Sydney Staff SRE or something.

How not to screw up DNS

· by Robert Mibus · Read in about 3 min · (488 Words)
dns sysadmin

DNS is a wonderful distributed system, with plenty of safeguards and fallbacks to ensure continuous operation.

But still, screwups happen. Here’s some tips on what to do to try to ensure you aren’t caught out in the cold.

Tip 1: Have multiple servers.

Without a doubt, this is the biggest tip about DNS. Designed in from the beginning was an assumption that you’d have multiple nameservers for a given zone. So… have them!

Put them as far apart as you reasonably can - different hosts, different networks, different power. The more they share, the more risk you’re in.

Countertip: Hosting your DNS server only over your ADSL link.

Tip 2: Do backups.

Pretty standard sysadmin fare. RAID isn’t a backup, and neither is a slaved nameserver.

Tip 3: Nameservers must all agree.

You know how kids will sometimes ask their parents the same question independently, hoping for a different answer? It’s important that the parents always give the same answer, and it’s downright vital that your nameservers do too. Don’t let them get out of sync!
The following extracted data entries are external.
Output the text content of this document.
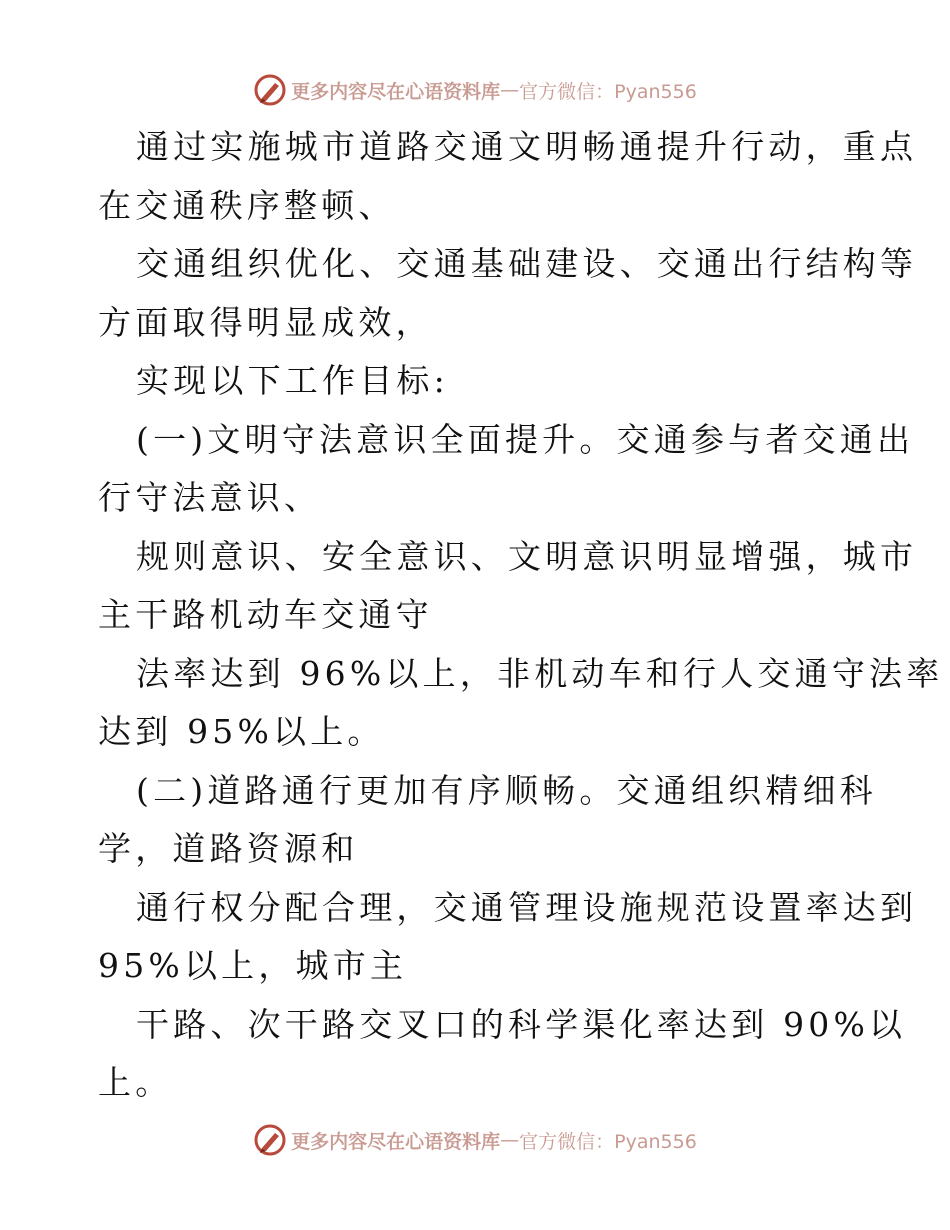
更多内容尽在心语资料库 — 官方微信：Pyan556
通过实施城市道路交通文明畅通提升行动，重点
在交通秩序整顿、
交通组织优化、交通基础建设、交通出行结构等
方面取得明显成效，
实现以下工作目标:
(一)文明守法意识全面提升。交通参与者交通出
行守法意识、
规则意识、安全意识、文明意识明显增强，城市
主干路机动车交通守
法率达到 96%以上，非机动车和行人交通守法率
达到 95%以上。
(二)道路通行更加有序顺畅。交通组织精细科
学，道路资源和
通行权分配合理，交通管理设施规范设置率达到
95%以上，城市主
干路、次干路交叉口的科学渠化率达到 90%以
上。
更多内容尽在心语资料库 — 官方微信：Pyan556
Typically, zone transfers fix all your woes here, but do make sure they’re working.

Tip 4: Test your changes directly against all nameservers.

It’s just a small change, right? What could go wrong? Lots! So test each server individually. If one doesn’t update, maybe you have a problem that you need to fix. (Or maybe it’s just a bit laggy - it happens). “dig” is your friend.

Countertip: Not realising until too late that you’re breaking Tip 3

Tip 5: Make your NS records match your glue.

If you’ve told your domain registrar that your nameservers are ns1.example.org and ns2.example.org, then make sure you put that in your zone file too - all sorts of wacky caching issues can ensue when you don’t.

Tip 6: If you use a CNAME record, don’t use anything else.

CNAMEs are a really convenient way of saying “www.example.org is really webserver.example.org”. You can’t then say “But www has an MX of foo.example.org” or “www is also a subdomain with nameservers at …”.

That’d be contradictory, because you’ve already said with the CNAME that it’s really webserver.example.org. It can’t be both, if it’s both then it’s actually something different altogether and needs its own records.

Relatedly, don’t point a CNAME at anything other than a plain hostname - Don’t try to CNAME www.example.org to example.org, it’ll just break stuff.

Tip 7: Don’t firewall out DNS queries to your nameserver.

No, really. The whole internet needs to be able to look up domain names, not just some of it, not just most of it. (You’re excused if it’s a private nameserver, of course!).

Counterpoint: Using bogon filters on nameservers and ignoring genuine queries.

Bonus Tip: Monitor your servers.

If you’re running DNS servers in production, monitor them so you know that you haven’t lost one. Once it’s all set up right, you really can lose one without noticing.